- Born: 22 February 1985 (age 41) Swabi, Pakistan
- Education: PhD in Pashto Music University of Peshawar, 2022
- Occupations: Singer; Musician; Composer; Broadcaster;
- Years active: 2005–present
- Employer: Hunari Tolana
- Musical career
- Origin: Peshawar, Pakistan
- Genres: Pashto; Folk; Ghazal; Tappa; Rubayi;
- Instruments: Vocals; Harmonium;

= Rashid Ahmad Khan =

Rashid Ahmad Khan (راشد احمد خان) (born 22 February 1985, in Jhanda village, Swabi, Khyber Pakhtunkhwa, Pakistan) is a Pashto singer, poet, musicologist, and rights activist. In December 2022, Khan completed his PhD at the University of Peshawar's Pashto Department, becoming the first person to complete a PhD thesis on Pashto folk music.

== Family Background ==
Rashid Khan hails from the Khan family of Jhanda village in Swabi District. Jhanda's history dates back to the early 1800s, when Maiz Ullah Khan, a Pashtun leader from the Yusufzai tribe, entrusted the area to his sons, Khan Bahadur Khan and Fateh Khan. Since then, the village has remained predominantly under the stewardship of the same Khan family, spanning seven generations. Notable figures from Khan's family include the Pakistani politicians Bushra Gohar and Sitara Ayaz.

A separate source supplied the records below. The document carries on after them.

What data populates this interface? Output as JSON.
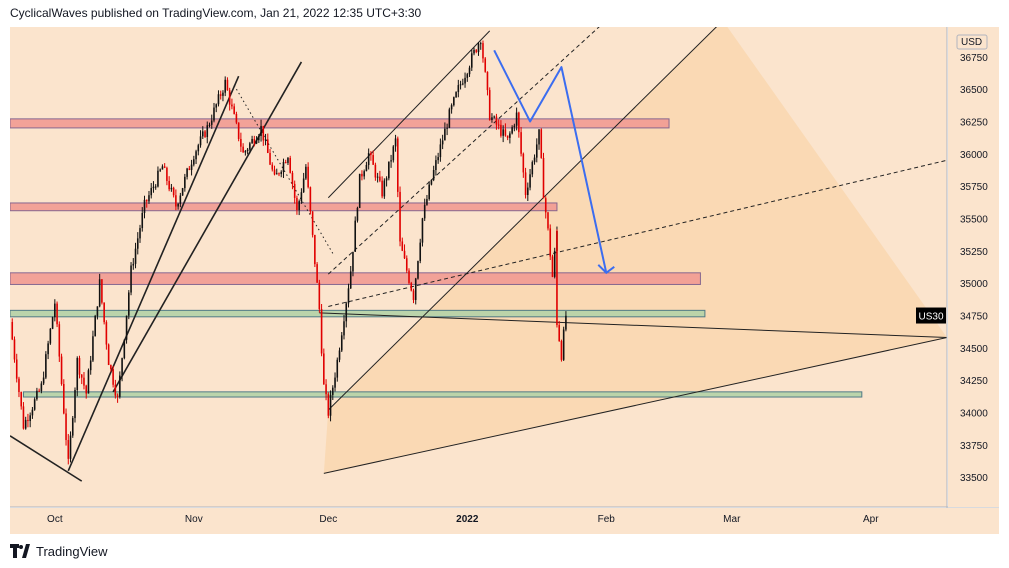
{
  "header": {
    "publisher_line": "CyclicalWaves published on TradingView.com, Jan 21, 2022 12:35 UTC+3:30"
  },
  "footer": {
    "brand": "TradingView",
    "logo_icon": "tradingview-logo-icon"
  },
  "colors": {
    "background": "#fbe4cd",
    "channel_fill": "#fad5ab",
    "resistance_zone": "#f29b93",
    "support_zone": "#b5d3a8",
    "candle": "#e00000",
    "projection": "#3b6df0",
    "last_price_bg": "#000000"
  },
  "chart_data": {
    "type": "candlestick",
    "symbol": "US30",
    "currency": "USD",
    "last_price_label": "34750",
    "x_ticks": [
      "Oct",
      "Nov",
      "Dec",
      "2022",
      "Feb",
      "Mar",
      "Apr"
    ],
    "y_ticks": [
      33500,
      33750,
      34000,
      34250,
      34500,
      34750,
      35000,
      35250,
      35500,
      35750,
      36000,
      36250,
      36500,
      36750
    ],
    "ylim": [
      33270,
      36980
    ],
    "x_range": [
      "2021-09-21",
      "2022-04-18"
    ],
    "price_path": [
      [
        "2021-09-21",
        34700
      ],
      [
        "2021-09-24",
        33900
      ],
      [
        "2021-09-28",
        34200
      ],
      [
        "2021-10-01",
        34850
      ],
      [
        "2021-10-04",
        33600
      ],
      [
        "2021-10-06",
        34400
      ],
      [
        "2021-10-08",
        34150
      ],
      [
        "2021-10-11",
        35000
      ],
      [
        "2021-10-13",
        34400
      ],
      [
        "2021-10-15",
        34100
      ],
      [
        "2021-10-18",
        35100
      ],
      [
        "2021-10-21",
        35600
      ],
      [
        "2021-10-25",
        35900
      ],
      [
        "2021-10-28",
        35600
      ],
      [
        "2021-11-01",
        36000
      ],
      [
        "2021-11-04",
        36200
      ],
      [
        "2021-11-08",
        36550
      ],
      [
        "2021-11-12",
        36000
      ],
      [
        "2021-11-16",
        36200
      ],
      [
        "2021-11-19",
        35800
      ],
      [
        "2021-11-22",
        36000
      ],
      [
        "2021-11-24",
        35550
      ],
      [
        "2021-11-26",
        35900
      ],
      [
        "2021-11-29",
        34800
      ],
      [
        "2021-11-30",
        34200
      ],
      [
        "2021-12-01",
        34000
      ],
      [
        "2021-12-03",
        34400
      ],
      [
        "2021-12-06",
        35100
      ],
      [
        "2021-12-08",
        35800
      ],
      [
        "2021-12-10",
        36000
      ],
      [
        "2021-12-13",
        35700
      ],
      [
        "2021-12-16",
        36100
      ],
      [
        "2021-12-17",
        35300
      ],
      [
        "2021-12-20",
        34900
      ],
      [
        "2021-12-22",
        35500
      ],
      [
        "2021-12-24",
        35800
      ],
      [
        "2021-12-28",
        36300
      ],
      [
        "2021-12-30",
        36500
      ],
      [
        "2022-01-04",
        36900
      ],
      [
        "2022-01-06",
        36300
      ],
      [
        "2022-01-10",
        36100
      ],
      [
        "2022-01-12",
        36300
      ],
      [
        "2022-01-14",
        35700
      ],
      [
        "2022-01-17",
        36150
      ],
      [
        "2022-01-18",
        35700
      ],
      [
        "2022-01-19",
        35400
      ],
      [
        "2022-01-20",
        35050
      ],
      [
        "2022-01-21",
        35400
      ],
      [
        "2022-01-21",
        34700
      ],
      [
        "2022-01-22",
        34450
      ],
      [
        "2022-01-23",
        34750
      ]
    ],
    "horizontal_zones": [
      {
        "kind": "resistance",
        "top": 36270,
        "bottom": 36200,
        "from": "2021-09-21",
        "to": "2022-02-15"
      },
      {
        "kind": "resistance",
        "top": 35620,
        "bottom": 35560,
        "from": "2021-09-21",
        "to": "2022-01-21"
      },
      {
        "kind": "resistance",
        "top": 35080,
        "bottom": 34990,
        "from": "2021-09-21",
        "to": "2022-02-22"
      },
      {
        "kind": "support",
        "top": 34790,
        "bottom": 34740,
        "from": "2021-09-21",
        "to": "2022-02-23"
      },
      {
        "kind": "support",
        "top": 34160,
        "bottom": 34120,
        "from": "2021-09-24",
        "to": "2022-03-30"
      }
    ],
    "trend_lines": [
      {
        "style": "solid",
        "from": [
          "2021-09-21",
          33820
        ],
        "to": [
          "2021-10-07",
          33470
        ]
      },
      {
        "style": "solid",
        "from": [
          "2021-10-04",
          33550
        ],
        "to": [
          "2021-11-11",
          36600
        ]
      },
      {
        "style": "solid",
        "from": [
          "2021-10-14",
          34160
        ],
        "to": [
          "2021-11-25",
          36710
        ]
      },
      {
        "style": "dotted",
        "from": [
          "2021-11-10",
          36530
        ],
        "to": [
          "2021-12-02",
          35230
        ]
      },
      {
        "style": "solid",
        "from": [
          "2021-11-29",
          34770
        ],
        "to": [
          "2022-04-18",
          34580
        ]
      },
      {
        "style": "solid",
        "from": [
          "2021-11-30",
          33530
        ],
        "to": [
          "2022-04-18",
          34580
        ]
      },
      {
        "style": "solid",
        "from": [
          "2021-12-01",
          34020
        ],
        "to": [
          "2022-02-27",
          37030
        ]
      },
      {
        "style": "solid",
        "from": [
          "2021-12-01",
          35660
        ],
        "to": [
          "2022-01-06",
          36950
        ]
      },
      {
        "style": "dashed",
        "from": [
          "2021-12-01",
          34820
        ],
        "to": [
          "2022-04-18",
          35950
        ]
      },
      {
        "style": "dashed",
        "from": [
          "2021-12-01",
          35070
        ],
        "to": [
          "2022-01-31",
          37000
        ]
      }
    ],
    "projection_path": [
      [
        "2022-01-07",
        36800
      ],
      [
        "2022-01-15",
        36250
      ],
      [
        "2022-01-22",
        36670
      ],
      [
        "2022-02-01",
        35080
      ]
    ]
  }
}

==Early life and education==
Khan gained his early education at his hometown Swabi. He then went on to attend University of Peshawar, where he completed his MPhil in Pashto before embarking on his doctoral research.

== Career ==
Khan is the president of Hunari Tolana Welfare Society, an NGO dedicated to the welfare of artists. Under his leadership, the organization has been instrumental in advocating for the rights and protection of both local and Afghan artists, especially in challenging times. He also works as Director of Angaze Music Production which runs under Bacha Khan Trust.